Of course, any personal harassment lobbed at anyone within Twitter – be it Jack Dorsey, a PR rep or anyone within Twitter’s machine – isn’t just uncalled for, it’s a waste of your time. You’re not only contributing to the toxicity Dorsey, Stone and Twitter’s other leaders allowed to happen but you’re completely part of the problem.

That being said, flooding Dorsey with replies to tweets like his Myanmar ones, mass downvoting his speeches on YouTube and making snarky replies to unrelated personal tweets about Twitter’s harassment problem is not only fair game, but it’s funny, because this is Dorsey, Stone and others reaping what they sowed.

I will always appreciate what Twitter has done for me and others. I’ve met wonderful people, developed new business and even gotten tech support when I needed it most. I’ll even say it’s still an extremely valuable business tool for the companies that can spend the time and effort on it.
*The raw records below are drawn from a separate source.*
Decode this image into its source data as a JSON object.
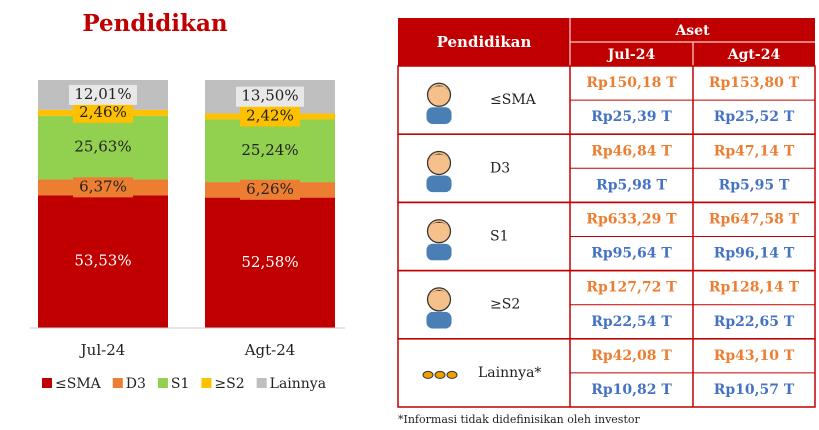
{
  "chart_data": {
    "type": "stacked_bar",
    "title": "Pendidikan",
    "categories": [
      "Jul-24",
      "Agt-24"
    ],
    "series": [
      {
        "name": "≤SMA",
        "color": "#c00000",
        "values": [
          53.53,
          52.58
        ],
        "value_labels": [
          "53,53%",
          "52,58%"
        ]
      },
      {
        "name": "D3",
        "color": "#ed7d31",
        "values": [
          6.37,
          6.26
        ],
        "value_labels": [
          "6,37%",
          "6,26%"
        ]
      },
      {
        "name": "S1",
        "color": "#92d050",
        "values": [
          25.63,
          25.24
        ],
        "value_labels": [
          "25,63%",
          "25,24%"
        ]
      },
      {
        "name": "≥S2",
        "color": "#ffc000",
        "values": [
          2.46,
          2.42
        ],
        "value_labels": [
          "2,46%",
          "2,42%"
        ]
      },
      {
        "name": "Lainnya",
        "color": "#bfbfbf",
        "values": [
          12.01,
          13.5
        ],
        "value_labels": [
          "12,01%",
          "13,50%"
        ]
      }
    ],
    "legend": "bottom"
  },
  "table": {
    "header": {
      "group": "Pendidikan",
      "aset": "Aset",
      "columns": [
        "Jul-24",
        "Agt-24"
      ]
    },
    "rows": [
      {
        "label": "≤SMA",
        "values": [
          [
            "Rp150,18 T",
            "Rp153,80 T"
          ],
          [
            "Rp25,39 T",
            "Rp25,52 T"
          ]
        ]
      },
      {
        "label": "D3",
        "values": [
          [
            "Rp46,84 T",
            "Rp47,14 T"
          ],
          [
            "Rp5,98 T",
            "Rp5,95 T"
          ]
        ]
      },
      {
        "label": "S1",
        "values": [
          [
            "Rp633,29 T",
            "Rp647,58 T"
          ],
          [
            "Rp95,64 T",
            "Rp96,14 T"
          ]
        ]
      },
      {
        "label": "≥S2",
        "values": [
          [
            "Rp127,72 T",
            "Rp128,14 T"
          ],
          [
            "Rp22,54 T",
            "Rp22,65 T"
          ]
        ]
      },
      {
        "label": "Lainnya*",
        "values": [
          [
            "Rp42,08 T",
            "Rp43,10 T"
          ],
          [
            "Rp10,82 T",
            "Rp10,57 T"
          ]
        ]
      }
    ],
    "footnote": "*Informasi tidak didefinisikan oleh investor"
  }
}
Even so, that doesn’t excuse the negligence Dorsey and his team are responsible for. They’ve allowed harassment and bigotry to flourish unchecked on their platform for years, so it’s now only frigging hilarious to watch a multibillionaire CEO act like he’s going off the grid – while wearing his Apple Watch – and subsequently get flooded with snarky replies over it.

Twitter and other social media giants are walking a very fine line right now as they’ve been accused of being vehicles of political manipulation and election meddling. Times like these need strong leadership – and it’s time Jack Dorsey, Biz Stone and others at least acted like the part.